We have not said much about anamorphic lenses on ProjectorCentral in the past. It isn't that we don't like the concept-the theory is great. They can transform a 4:3 projector into a 16:9, and they can stretch the image of a 16:9 projector into super-widescreen Cinemascope 2.35. So there isn't anything to object to in concept.
Unfortunately, the fact is we've never been happy with the optical performance of the anamorphic lenses we have tested. They can produce vignetting (severe dimming on the corners of the image). They can impart pin cushion, barrel, or concave geometric distortions. And even if they manage to avoid those flaws, they can still introduce a subtle oily texture to the image that makes it look like you are viewing the image through an optically impure window, which essentially you are.
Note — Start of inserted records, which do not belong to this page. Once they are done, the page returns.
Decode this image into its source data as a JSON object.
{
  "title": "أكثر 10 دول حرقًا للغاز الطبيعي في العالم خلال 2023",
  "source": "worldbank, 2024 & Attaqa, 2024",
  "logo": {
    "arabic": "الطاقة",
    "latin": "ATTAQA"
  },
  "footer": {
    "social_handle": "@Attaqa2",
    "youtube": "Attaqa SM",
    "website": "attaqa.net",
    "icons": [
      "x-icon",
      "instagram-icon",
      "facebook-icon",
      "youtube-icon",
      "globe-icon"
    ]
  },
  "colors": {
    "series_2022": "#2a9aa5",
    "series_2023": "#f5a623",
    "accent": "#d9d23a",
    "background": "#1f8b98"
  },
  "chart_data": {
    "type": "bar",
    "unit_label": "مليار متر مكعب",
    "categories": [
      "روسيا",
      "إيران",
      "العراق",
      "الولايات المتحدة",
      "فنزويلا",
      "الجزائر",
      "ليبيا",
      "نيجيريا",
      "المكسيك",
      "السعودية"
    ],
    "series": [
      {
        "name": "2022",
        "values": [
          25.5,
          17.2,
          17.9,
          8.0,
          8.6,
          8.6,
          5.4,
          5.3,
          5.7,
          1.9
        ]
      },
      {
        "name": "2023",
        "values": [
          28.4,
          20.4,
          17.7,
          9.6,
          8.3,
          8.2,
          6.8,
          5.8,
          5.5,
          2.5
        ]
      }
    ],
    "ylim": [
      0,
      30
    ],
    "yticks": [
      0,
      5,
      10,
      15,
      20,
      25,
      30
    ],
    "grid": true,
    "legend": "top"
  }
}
These are optical flaws that we'd never want to live with ourselves, so despite the growing enthusiasm for the widescreen Cinemascope 2.35 format, we've been hesitant to promote the use of anamorphic lenses for home theater.
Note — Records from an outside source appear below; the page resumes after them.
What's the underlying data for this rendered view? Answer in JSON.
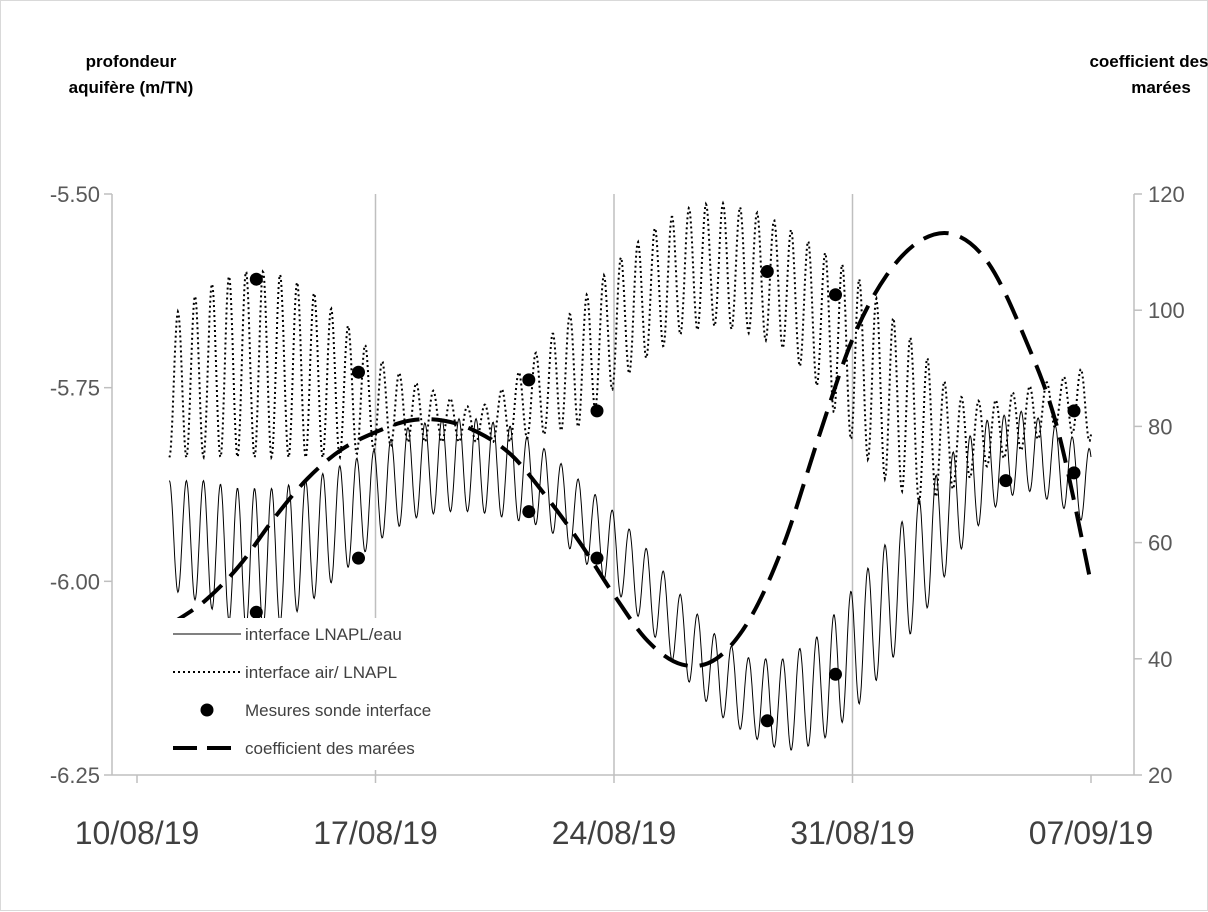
{
  "chart_data": {
    "type": "line",
    "y_left_label_lines": [
      "profondeur",
      "aquifère (m/TN)"
    ],
    "y_right_label_lines": [
      "coefficient des",
      "marées"
    ],
    "y_left_range": [
      -6.25,
      -5.5
    ],
    "y_left_ticks": [
      "-5.50",
      "-5.75",
      "-6.00",
      "-6.25"
    ],
    "y_right_range": [
      20,
      120
    ],
    "y_right_ticks": [
      "120",
      "100",
      "80",
      "60",
      "40",
      "20"
    ],
    "x_range": [
      "2019-08-10",
      "2019-09-07"
    ],
    "x_ticks": [
      "10/08/19",
      "17/08/19",
      "24/08/19",
      "31/08/19",
      "07/09/19"
    ],
    "grid": "vertical",
    "legend_position": "bottom-left",
    "series": [
      {
        "name": "interface LNAPL/eau",
        "style": "solid-thin",
        "axis": "left",
        "color": "#000000",
        "x": [
          "2019-08-11",
          "2019-08-12",
          "2019-08-13",
          "2019-08-14",
          "2019-08-15",
          "2019-08-16",
          "2019-08-17",
          "2019-08-18",
          "2019-08-19",
          "2019-08-20",
          "2019-08-21",
          "2019-08-22",
          "2019-08-23",
          "2019-08-24",
          "2019-08-25",
          "2019-08-26",
          "2019-08-27",
          "2019-08-28",
          "2019-08-29",
          "2019-08-30",
          "2019-08-31",
          "2019-09-01",
          "2019-09-02",
          "2019-09-03",
          "2019-09-04",
          "2019-09-05",
          "2019-09-06",
          "2019-09-07"
        ],
        "y_mid": [
          -5.94,
          -5.95,
          -5.97,
          -5.97,
          -5.95,
          -5.92,
          -5.89,
          -5.86,
          -5.85,
          -5.85,
          -5.86,
          -5.88,
          -5.92,
          -5.96,
          -6.01,
          -6.07,
          -6.12,
          -6.15,
          -6.16,
          -6.14,
          -6.09,
          -6.03,
          -5.97,
          -5.9,
          -5.85,
          -5.83,
          -5.85,
          -5.88
        ],
        "y_amp": [
          0.07,
          0.08,
          0.09,
          0.09,
          0.08,
          0.07,
          0.06,
          0.06,
          0.06,
          0.06,
          0.06,
          0.05,
          0.05,
          0.05,
          0.05,
          0.05,
          0.05,
          0.05,
          0.06,
          0.07,
          0.08,
          0.08,
          0.08,
          0.07,
          0.06,
          0.05,
          0.05,
          0.05
        ],
        "cycles_per_day": 2
      },
      {
        "name": "interface air/ LNAPL",
        "style": "dotted",
        "axis": "left",
        "color": "#000000",
        "x": [
          "2019-08-11",
          "2019-08-12",
          "2019-08-13",
          "2019-08-14",
          "2019-08-15",
          "2019-08-16",
          "2019-08-17",
          "2019-08-18",
          "2019-08-19",
          "2019-08-20",
          "2019-08-21",
          "2019-08-22",
          "2019-08-23",
          "2019-08-24",
          "2019-08-25",
          "2019-08-26",
          "2019-08-27",
          "2019-08-28",
          "2019-08-29",
          "2019-08-30",
          "2019-08-31",
          "2019-09-01",
          "2019-09-02",
          "2019-09-03",
          "2019-09-04",
          "2019-09-05",
          "2019-09-06",
          "2019-09-07"
        ],
        "y_mid": [
          -5.75,
          -5.73,
          -5.72,
          -5.72,
          -5.73,
          -5.75,
          -5.77,
          -5.78,
          -5.79,
          -5.8,
          -5.78,
          -5.75,
          -5.72,
          -5.67,
          -5.63,
          -5.6,
          -5.59,
          -5.6,
          -5.62,
          -5.66,
          -5.71,
          -5.76,
          -5.8,
          -5.82,
          -5.81,
          -5.79,
          -5.77,
          -5.77
        ],
        "y_amp": [
          0.09,
          0.11,
          0.12,
          0.12,
          0.11,
          0.09,
          0.06,
          0.04,
          0.03,
          0.02,
          0.04,
          0.06,
          0.08,
          0.08,
          0.08,
          0.08,
          0.08,
          0.08,
          0.08,
          0.09,
          0.11,
          0.11,
          0.1,
          0.06,
          0.04,
          0.04,
          0.03,
          0.05
        ],
        "cycles_per_day": 2
      },
      {
        "name": "Mesures sonde interface",
        "style": "markers",
        "axis": "left",
        "color": "#000000",
        "points": [
          {
            "x": "2019-08-13 12:00",
            "y": -5.61
          },
          {
            "x": "2019-08-13 12:00",
            "y": -6.04
          },
          {
            "x": "2019-08-16 12:00",
            "y": -5.73
          },
          {
            "x": "2019-08-16 12:00",
            "y": -5.97
          },
          {
            "x": "2019-08-21 12:00",
            "y": -5.74
          },
          {
            "x": "2019-08-21 12:00",
            "y": -5.91
          },
          {
            "x": "2019-08-23 12:00",
            "y": -5.78
          },
          {
            "x": "2019-08-23 12:00",
            "y": -5.97
          },
          {
            "x": "2019-08-28 12:00",
            "y": -5.6
          },
          {
            "x": "2019-08-28 12:00",
            "y": -6.18
          },
          {
            "x": "2019-08-30 12:00",
            "y": -5.63
          },
          {
            "x": "2019-08-30 12:00",
            "y": -6.12
          },
          {
            "x": "2019-09-04 12:00",
            "y": -5.87
          },
          {
            "x": "2019-09-06 12:00",
            "y": -5.78
          },
          {
            "x": "2019-09-06 12:00",
            "y": -5.86
          }
        ]
      },
      {
        "name": "coefficient des marées",
        "style": "dashed-thick",
        "axis": "right",
        "color": "#000000",
        "x": [
          "2019-08-11",
          "2019-08-12",
          "2019-08-13",
          "2019-08-14",
          "2019-08-15",
          "2019-08-16",
          "2019-08-17",
          "2019-08-18",
          "2019-08-19",
          "2019-08-20",
          "2019-08-21",
          "2019-08-22",
          "2019-08-23",
          "2019-08-24",
          "2019-08-25",
          "2019-08-26",
          "2019-08-27",
          "2019-08-28",
          "2019-08-29",
          "2019-08-30",
          "2019-08-31",
          "2019-09-01",
          "2019-09-02",
          "2019-09-03",
          "2019-09-04",
          "2019-09-05",
          "2019-09-06",
          "2019-09-07"
        ],
        "values": [
          46,
          50,
          56,
          64,
          71,
          76,
          79,
          81,
          81,
          79,
          75,
          68,
          60,
          51,
          43,
          39,
          40,
          47,
          60,
          78,
          95,
          106,
          112,
          113,
          108,
          96,
          80,
          53
        ]
      }
    ]
  }
}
However, last week we lit up a projector with the Schneider Optics Cine-Digitar 1.33X anamorphic lens, and the truth changed. Simply put, this is by far the best anamorphic lens we've yet seen and the first one we'd gladly install for use in our own home theater. There is no hint of vignette effects, and geometric distortion is for all practical purposes non-existent. But most importantly, this lens is optically perfect. There is not the slightest trace of oily effects. The image on screen is as natural, clear and precise as you'd ever want. The Cine-Digitar 1.33X enhances the performance of the projector without doing anything to get in its way.
I guess I should not be surprised. I've done a lot of large format photography over the last twenty years, and photographers who work in large format recognize Schneider Optics as one of the world's elite makers of precision optics for large format cameras. Their lenses are expensive, yes, but you get what you pay for. I use Schneider lenses exclusively on my Linhof camera for the simple reason that if I am going to get out of bed long before dawn and hike into the sand dunes of Death Valley to set up for an image at sunrise, the last thing I want is sub-optimal lenses in my pack.
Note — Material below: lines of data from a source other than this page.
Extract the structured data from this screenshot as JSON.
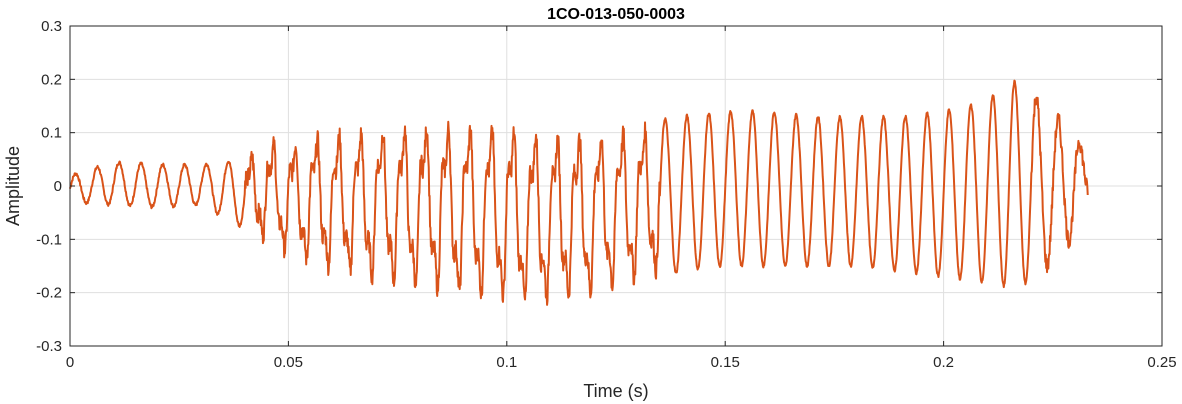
{
  "chart_data": {
    "type": "line",
    "title": "1CO-013-050-0003",
    "xlabel": "Time (s)",
    "ylabel": "Amplitude",
    "xlim": [
      0,
      0.25
    ],
    "ylim": [
      -0.3,
      0.3
    ],
    "xticks": [
      0,
      0.05,
      0.1,
      0.15,
      0.2,
      0.25
    ],
    "xtick_labels": [
      "0",
      "0.05",
      "0.1",
      "0.15",
      "0.2",
      "0.25"
    ],
    "yticks": [
      -0.3,
      -0.2,
      -0.1,
      0,
      0.1,
      0.2,
      0.3
    ],
    "ytick_labels": [
      "-0.3",
      "-0.2",
      "-0.1",
      "0",
      "0.1",
      "0.2",
      "0.3"
    ],
    "grid": true,
    "box": true,
    "series": [
      {
        "color": "#D95319",
        "description": "oscillating waveform, roughly 200 Hz periodic signal",
        "envelope": {
          "x": [
            0,
            0.01,
            0.02,
            0.03,
            0.04,
            0.045,
            0.05,
            0.06,
            0.07,
            0.08,
            0.09,
            0.1,
            0.105,
            0.11,
            0.12,
            0.13,
            0.14,
            0.15,
            0.16,
            0.17,
            0.18,
            0.19,
            0.2,
            0.21,
            0.215,
            0.22,
            0.225,
            0.23,
            0.233
          ],
          "upper": [
            0.02,
            0.045,
            0.04,
            0.04,
            0.05,
            0.09,
            0.09,
            0.11,
            0.12,
            0.13,
            0.13,
            0.125,
            0.12,
            0.11,
            0.11,
            0.12,
            0.13,
            0.14,
            0.14,
            0.13,
            0.13,
            0.13,
            0.14,
            0.16,
            0.2,
            0.18,
            0.13,
            0.11,
            0.04
          ],
          "lower": [
            -0.03,
            -0.035,
            -0.04,
            -0.035,
            -0.08,
            -0.11,
            -0.14,
            -0.17,
            -0.19,
            -0.21,
            -0.22,
            -0.23,
            -0.24,
            -0.23,
            -0.22,
            -0.19,
            -0.16,
            -0.15,
            -0.15,
            -0.15,
            -0.15,
            -0.16,
            -0.17,
            -0.18,
            -0.19,
            -0.18,
            -0.14,
            -0.09,
            -0.02
          ]
        },
        "x_start": 0,
        "x_end": 0.233,
        "period": 0.005
      }
    ]
  },
  "colors": {
    "line": "#D95319",
    "grid": "#DFDFDF",
    "axis": "#262626"
  }
}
Despite knowing Schneider's reputation, I still had some doubts that anyone could make an optically precise anamorphic lens that was within reach of the home theater consumer. This one surely delivers, but it is not cheap-list price is a bit over $6,000. So it is not the type of accessory you'd normally think about adding to your $2,000 projector. But it is definitely worth adding to one of the new 1080p projectors if you are serious about top quality widescreen Cinemascope 2.35 format in your home theater.
Keep in mind that in order for an anamorphic lens to work on a 16:9 projector, the projector needs to be able to horizontally squeeze a 2.35 movie into its native 16:9 display, so that the anamorphic lens can subsequently unsqueeze it and stretch it out to its proper aspect ratio. Not all projectors have this feature. If yours doesn't, you will need an external video processor to get it working.
Now I must cut this short, as I am suddenly quite motivated to go out shopping for a 2.35 format screen. To be honest, I didn't think I'd ever want one until now.